As the U.S. government has launched cleanup campaigns at two former air bases where Agent Orange was transported and stored during the Vietnam War, its aid should keep going directly toward ridding the environment of the toxic defoliant and supporting the victims. It is also time Vietnam obliged Monsanto -- even in the post-Bayer acquisition era -- to steer its profits toward contributing to the cost of the cleanup.
Monsanto has consistently maintained that the company today is completely separated from the version of Monsanto that manufactured Agent Orange, stating that its core business is now focused on agriculture. But the problem here is that Monsanto's present and future are very much tethered to its chemical past.
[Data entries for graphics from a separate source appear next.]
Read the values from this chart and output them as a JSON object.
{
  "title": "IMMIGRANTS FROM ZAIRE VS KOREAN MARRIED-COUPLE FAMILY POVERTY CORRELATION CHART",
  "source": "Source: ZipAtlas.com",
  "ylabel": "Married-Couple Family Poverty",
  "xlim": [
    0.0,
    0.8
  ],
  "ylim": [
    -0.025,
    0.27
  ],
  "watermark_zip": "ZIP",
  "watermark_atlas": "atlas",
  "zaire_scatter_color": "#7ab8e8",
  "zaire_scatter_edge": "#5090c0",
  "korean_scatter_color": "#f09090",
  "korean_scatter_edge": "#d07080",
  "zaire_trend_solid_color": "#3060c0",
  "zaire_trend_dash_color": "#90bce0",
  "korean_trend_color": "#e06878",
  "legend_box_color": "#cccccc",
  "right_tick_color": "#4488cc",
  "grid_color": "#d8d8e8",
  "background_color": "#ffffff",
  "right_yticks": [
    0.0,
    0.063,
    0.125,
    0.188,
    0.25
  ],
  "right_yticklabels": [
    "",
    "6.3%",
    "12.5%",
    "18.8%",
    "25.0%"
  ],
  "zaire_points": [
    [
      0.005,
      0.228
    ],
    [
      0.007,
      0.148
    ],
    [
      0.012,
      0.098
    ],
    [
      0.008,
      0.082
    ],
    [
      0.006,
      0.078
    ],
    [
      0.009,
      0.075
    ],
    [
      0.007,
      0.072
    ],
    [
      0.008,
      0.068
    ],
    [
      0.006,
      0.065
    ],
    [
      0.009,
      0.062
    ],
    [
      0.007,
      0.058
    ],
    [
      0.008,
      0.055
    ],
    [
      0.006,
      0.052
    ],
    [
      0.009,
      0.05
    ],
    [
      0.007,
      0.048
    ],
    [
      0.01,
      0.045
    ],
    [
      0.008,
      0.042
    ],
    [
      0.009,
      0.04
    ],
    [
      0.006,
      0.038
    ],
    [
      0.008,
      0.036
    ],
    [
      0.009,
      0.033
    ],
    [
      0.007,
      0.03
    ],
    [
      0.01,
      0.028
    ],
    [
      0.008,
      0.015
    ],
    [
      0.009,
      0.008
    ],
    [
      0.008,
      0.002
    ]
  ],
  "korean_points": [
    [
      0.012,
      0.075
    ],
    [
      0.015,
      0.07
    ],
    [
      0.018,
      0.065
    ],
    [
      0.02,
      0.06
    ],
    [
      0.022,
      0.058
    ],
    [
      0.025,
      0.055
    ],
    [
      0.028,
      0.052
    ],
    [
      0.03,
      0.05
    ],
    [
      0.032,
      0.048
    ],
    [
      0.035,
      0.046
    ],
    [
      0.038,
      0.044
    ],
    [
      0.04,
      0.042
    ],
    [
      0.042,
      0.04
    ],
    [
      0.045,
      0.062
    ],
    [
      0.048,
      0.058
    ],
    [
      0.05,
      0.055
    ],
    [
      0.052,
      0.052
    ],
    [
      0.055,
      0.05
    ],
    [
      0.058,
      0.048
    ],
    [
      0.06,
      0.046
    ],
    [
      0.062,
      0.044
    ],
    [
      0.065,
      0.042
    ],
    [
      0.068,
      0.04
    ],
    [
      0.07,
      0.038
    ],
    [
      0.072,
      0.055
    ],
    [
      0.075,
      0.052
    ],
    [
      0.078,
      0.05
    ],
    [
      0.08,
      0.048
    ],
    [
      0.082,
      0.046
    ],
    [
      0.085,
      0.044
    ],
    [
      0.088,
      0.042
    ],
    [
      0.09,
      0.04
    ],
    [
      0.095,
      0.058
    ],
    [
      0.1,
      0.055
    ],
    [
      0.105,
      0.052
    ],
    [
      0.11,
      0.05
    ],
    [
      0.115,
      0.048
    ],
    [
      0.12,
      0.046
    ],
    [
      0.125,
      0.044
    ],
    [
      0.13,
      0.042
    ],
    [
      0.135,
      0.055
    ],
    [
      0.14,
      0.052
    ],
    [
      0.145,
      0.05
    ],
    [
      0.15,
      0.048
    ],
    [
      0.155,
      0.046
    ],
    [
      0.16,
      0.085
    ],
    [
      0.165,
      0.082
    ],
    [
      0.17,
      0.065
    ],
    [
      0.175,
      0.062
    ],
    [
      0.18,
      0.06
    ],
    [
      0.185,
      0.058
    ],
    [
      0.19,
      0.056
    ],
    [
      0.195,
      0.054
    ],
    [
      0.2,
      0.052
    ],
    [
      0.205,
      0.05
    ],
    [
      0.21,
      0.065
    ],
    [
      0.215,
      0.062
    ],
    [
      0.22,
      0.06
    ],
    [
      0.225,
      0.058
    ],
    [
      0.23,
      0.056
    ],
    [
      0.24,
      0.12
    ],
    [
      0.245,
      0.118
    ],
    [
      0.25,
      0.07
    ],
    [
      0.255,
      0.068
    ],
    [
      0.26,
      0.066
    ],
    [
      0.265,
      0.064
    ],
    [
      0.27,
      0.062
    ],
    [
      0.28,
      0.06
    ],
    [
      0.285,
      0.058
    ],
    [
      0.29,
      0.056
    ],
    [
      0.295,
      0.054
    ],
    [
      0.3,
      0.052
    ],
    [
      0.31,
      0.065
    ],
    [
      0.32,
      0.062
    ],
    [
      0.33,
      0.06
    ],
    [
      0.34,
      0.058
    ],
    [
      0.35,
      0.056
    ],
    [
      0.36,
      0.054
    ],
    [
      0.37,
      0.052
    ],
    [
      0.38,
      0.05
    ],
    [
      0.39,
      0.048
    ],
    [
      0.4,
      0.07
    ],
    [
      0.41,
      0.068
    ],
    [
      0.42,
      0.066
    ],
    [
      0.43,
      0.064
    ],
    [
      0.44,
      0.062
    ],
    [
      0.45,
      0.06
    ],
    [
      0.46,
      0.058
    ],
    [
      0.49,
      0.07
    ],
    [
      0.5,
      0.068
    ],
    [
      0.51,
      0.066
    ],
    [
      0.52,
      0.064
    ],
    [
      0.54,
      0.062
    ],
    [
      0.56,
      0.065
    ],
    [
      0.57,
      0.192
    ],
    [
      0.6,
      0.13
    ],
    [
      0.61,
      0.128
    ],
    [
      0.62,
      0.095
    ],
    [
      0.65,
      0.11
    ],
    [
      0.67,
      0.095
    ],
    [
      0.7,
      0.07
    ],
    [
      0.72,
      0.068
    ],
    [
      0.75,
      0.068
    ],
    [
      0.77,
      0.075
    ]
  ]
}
There is no better exemplar of this conundrum than Monsanto's flagship product, the glyphosate-based herbicide Roundup. Monsanto recommends using Roundup -- the world's most heavily used weed killer -- with its genetically modified seeds, and has successfully marketed both products in Vietnam since the mid-2010s.
Until, that is, Roundup became the target of a spate of U.S. lawsuits alleging that exposure to glyphosate causes cancer, with Vietnam banning the further import of glyphosate-based herbicides in 2019.
Vietnam has every reason to be skeptical about what Monsanto has to say about glyphosate. Vietnamese authorities should also stop burnishing the Monsanto brand, such as when they twice honored it as a "sustainable company" prior to its 2018 acquisition.
To the victims of Agent Orange who keep fighting for justice and many other Vietnamese, given the company's dark past and controversial present, Monsanto is guilty until proven innocent.